The Alabama Supreme Court has granted the state of Alabama’s motion to stay a recent Jefferson County Circuit Court judgment that declared the Alabama Memorial Preservation Act of 2017 to be unconstitutional.
“I am pleased that the Alabama Supreme Court has granted the State’s motion to stay the Circuit Court’s ruling,” Attorney General Steve Marshall said. “We think that U.S. Supreme Court precedent clearly demonstrates that the Circuit Court erred in striking down the Alabama Memorial Preservation Act. Thus, we asked the Alabama Supreme Court to preserve the status quo regarding the Confederate Soldiers and Sailors Monument in Linn Park until the Court rules on our appeal.”
“The Supreme Court’s stay allows the Alabama Memorial Preservation Act to remain in effect until the Supreme Court resolves this appeal over the Act’s constitutionality,” Marshall said. “We continue to hold that the Circuit Court erred when it ruled that the U.S. Constitution grants cities free speech rights that they can enforce against the State. For more than a century, the U.S. Supreme Court has held just the opposite, recognizing that ‘a political subdivision, created by the state for the better ordering of government, has no privileges or immunities under the federal constitution which it may invoke in opposition to the will of its creator.’ We look forward to presenting these arguments to the Alabama Supreme Court.”
The Alabama Legislature passed the Alabama Memorial Preservation Act in response to municipal governments, most notably New Orleans, for removing or demolishing historical statuary and markers remembering the veterans of the Confederacy and its military in the Civil War of 1861 to 1865. The city of Birmingham would like to remove its Confederate Veterans Memorial; but has been blocked from doing so by the Alabama Memorial Preservation Act, which requires that local governments apply to remove the memorial to a commission in Montgomery.

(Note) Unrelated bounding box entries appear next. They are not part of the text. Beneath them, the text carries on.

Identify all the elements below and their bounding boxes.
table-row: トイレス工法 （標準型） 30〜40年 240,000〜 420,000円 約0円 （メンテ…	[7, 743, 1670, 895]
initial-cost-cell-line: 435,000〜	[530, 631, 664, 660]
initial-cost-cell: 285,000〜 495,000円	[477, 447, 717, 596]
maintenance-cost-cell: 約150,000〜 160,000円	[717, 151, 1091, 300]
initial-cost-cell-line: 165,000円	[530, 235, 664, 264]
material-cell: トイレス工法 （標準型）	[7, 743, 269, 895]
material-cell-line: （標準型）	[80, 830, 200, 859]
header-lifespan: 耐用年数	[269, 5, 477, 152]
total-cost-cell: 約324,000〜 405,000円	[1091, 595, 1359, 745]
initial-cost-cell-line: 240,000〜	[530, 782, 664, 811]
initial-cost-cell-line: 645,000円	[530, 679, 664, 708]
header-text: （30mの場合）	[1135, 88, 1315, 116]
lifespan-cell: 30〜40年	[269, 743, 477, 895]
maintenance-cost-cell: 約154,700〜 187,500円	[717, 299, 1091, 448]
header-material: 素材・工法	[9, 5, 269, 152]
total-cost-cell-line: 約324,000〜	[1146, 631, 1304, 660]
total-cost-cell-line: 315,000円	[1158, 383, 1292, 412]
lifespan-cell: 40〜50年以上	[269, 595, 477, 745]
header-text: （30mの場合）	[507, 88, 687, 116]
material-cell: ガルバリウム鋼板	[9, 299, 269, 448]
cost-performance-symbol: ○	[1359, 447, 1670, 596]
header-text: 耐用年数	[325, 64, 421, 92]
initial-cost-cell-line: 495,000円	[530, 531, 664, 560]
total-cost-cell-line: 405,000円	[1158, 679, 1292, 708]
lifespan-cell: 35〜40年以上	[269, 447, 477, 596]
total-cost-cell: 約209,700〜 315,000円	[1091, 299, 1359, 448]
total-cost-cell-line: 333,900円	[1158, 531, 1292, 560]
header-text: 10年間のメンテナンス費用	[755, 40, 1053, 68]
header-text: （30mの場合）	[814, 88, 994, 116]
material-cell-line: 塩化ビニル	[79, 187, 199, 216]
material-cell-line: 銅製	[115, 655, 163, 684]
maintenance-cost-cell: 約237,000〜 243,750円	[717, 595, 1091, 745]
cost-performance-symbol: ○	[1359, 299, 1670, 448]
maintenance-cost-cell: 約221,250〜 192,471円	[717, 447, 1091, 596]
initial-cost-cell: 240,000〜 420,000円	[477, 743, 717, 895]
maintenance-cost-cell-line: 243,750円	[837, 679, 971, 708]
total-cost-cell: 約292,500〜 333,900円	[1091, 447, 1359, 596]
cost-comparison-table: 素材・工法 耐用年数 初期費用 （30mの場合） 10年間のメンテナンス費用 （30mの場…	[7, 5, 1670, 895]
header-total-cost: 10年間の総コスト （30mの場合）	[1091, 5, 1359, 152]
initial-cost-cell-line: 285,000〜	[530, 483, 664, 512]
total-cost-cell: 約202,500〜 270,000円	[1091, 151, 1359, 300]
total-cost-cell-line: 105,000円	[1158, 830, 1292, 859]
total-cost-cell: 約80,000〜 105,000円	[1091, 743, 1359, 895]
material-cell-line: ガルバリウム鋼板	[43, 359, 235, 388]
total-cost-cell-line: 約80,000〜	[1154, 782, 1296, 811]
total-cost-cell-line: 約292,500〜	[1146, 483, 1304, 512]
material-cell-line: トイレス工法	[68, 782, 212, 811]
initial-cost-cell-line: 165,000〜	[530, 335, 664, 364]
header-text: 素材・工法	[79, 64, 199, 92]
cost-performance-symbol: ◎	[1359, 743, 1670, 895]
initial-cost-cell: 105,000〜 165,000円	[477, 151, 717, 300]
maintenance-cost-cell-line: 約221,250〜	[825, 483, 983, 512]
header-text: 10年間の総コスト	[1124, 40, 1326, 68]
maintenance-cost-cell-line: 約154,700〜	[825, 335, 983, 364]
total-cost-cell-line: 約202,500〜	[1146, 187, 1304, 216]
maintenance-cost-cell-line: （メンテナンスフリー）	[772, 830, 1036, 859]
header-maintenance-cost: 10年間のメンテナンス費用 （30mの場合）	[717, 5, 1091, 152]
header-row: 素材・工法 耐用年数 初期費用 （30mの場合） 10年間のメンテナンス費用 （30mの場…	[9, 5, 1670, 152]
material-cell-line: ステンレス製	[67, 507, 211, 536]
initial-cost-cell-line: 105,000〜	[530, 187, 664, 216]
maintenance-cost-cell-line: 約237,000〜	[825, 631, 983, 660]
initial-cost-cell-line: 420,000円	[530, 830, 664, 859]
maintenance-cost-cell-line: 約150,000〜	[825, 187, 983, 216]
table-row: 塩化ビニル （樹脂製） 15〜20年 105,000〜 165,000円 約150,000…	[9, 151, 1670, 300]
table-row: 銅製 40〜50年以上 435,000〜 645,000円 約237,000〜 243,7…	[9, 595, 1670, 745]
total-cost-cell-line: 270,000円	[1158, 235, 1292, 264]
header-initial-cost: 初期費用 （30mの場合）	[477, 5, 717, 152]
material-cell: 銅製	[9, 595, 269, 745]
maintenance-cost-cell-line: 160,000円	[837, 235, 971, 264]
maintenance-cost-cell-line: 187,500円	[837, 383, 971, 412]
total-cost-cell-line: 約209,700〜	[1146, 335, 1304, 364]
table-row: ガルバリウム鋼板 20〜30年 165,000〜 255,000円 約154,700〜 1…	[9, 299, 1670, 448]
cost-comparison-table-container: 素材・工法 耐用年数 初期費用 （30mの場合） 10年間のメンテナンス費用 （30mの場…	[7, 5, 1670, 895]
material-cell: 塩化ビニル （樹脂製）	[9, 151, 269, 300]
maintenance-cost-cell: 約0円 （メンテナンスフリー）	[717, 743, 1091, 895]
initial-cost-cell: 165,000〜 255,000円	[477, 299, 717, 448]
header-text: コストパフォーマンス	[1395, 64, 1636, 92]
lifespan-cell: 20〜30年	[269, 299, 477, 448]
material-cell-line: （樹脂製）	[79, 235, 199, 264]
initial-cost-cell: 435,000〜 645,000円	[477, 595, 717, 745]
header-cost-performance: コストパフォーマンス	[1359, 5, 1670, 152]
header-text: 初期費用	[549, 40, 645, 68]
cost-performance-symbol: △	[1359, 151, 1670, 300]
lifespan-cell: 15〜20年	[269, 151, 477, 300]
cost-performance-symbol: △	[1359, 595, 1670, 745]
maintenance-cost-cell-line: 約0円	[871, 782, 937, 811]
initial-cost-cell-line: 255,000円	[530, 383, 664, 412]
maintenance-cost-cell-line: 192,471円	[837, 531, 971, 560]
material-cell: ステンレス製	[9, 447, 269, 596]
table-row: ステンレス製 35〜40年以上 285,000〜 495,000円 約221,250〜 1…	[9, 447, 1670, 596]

A Jefferson County circuit judge had ruled the Alabama Memorial Preservation Act unconstitutional because it infringes on the free speech rights of Birmingham’s city government to celebrate the history that they prefer. Marshall maintains that local governments are simply subdivisions of state governments and thus have no free speech rights beyond what the state government allows them to have. In this case, that does not extend to removing the Confederate Veterans Memorial.
The Alabama Memorial Preservation Act was sponsored by Sen. Gerald Allen, R-Tuscaloosa, and former state Rep. Mack Butler, R-Rainbow City.
The stay by the Alabama Supreme Court means that Birmingham is barred from moving the monument while the case proceeds through the appeals process.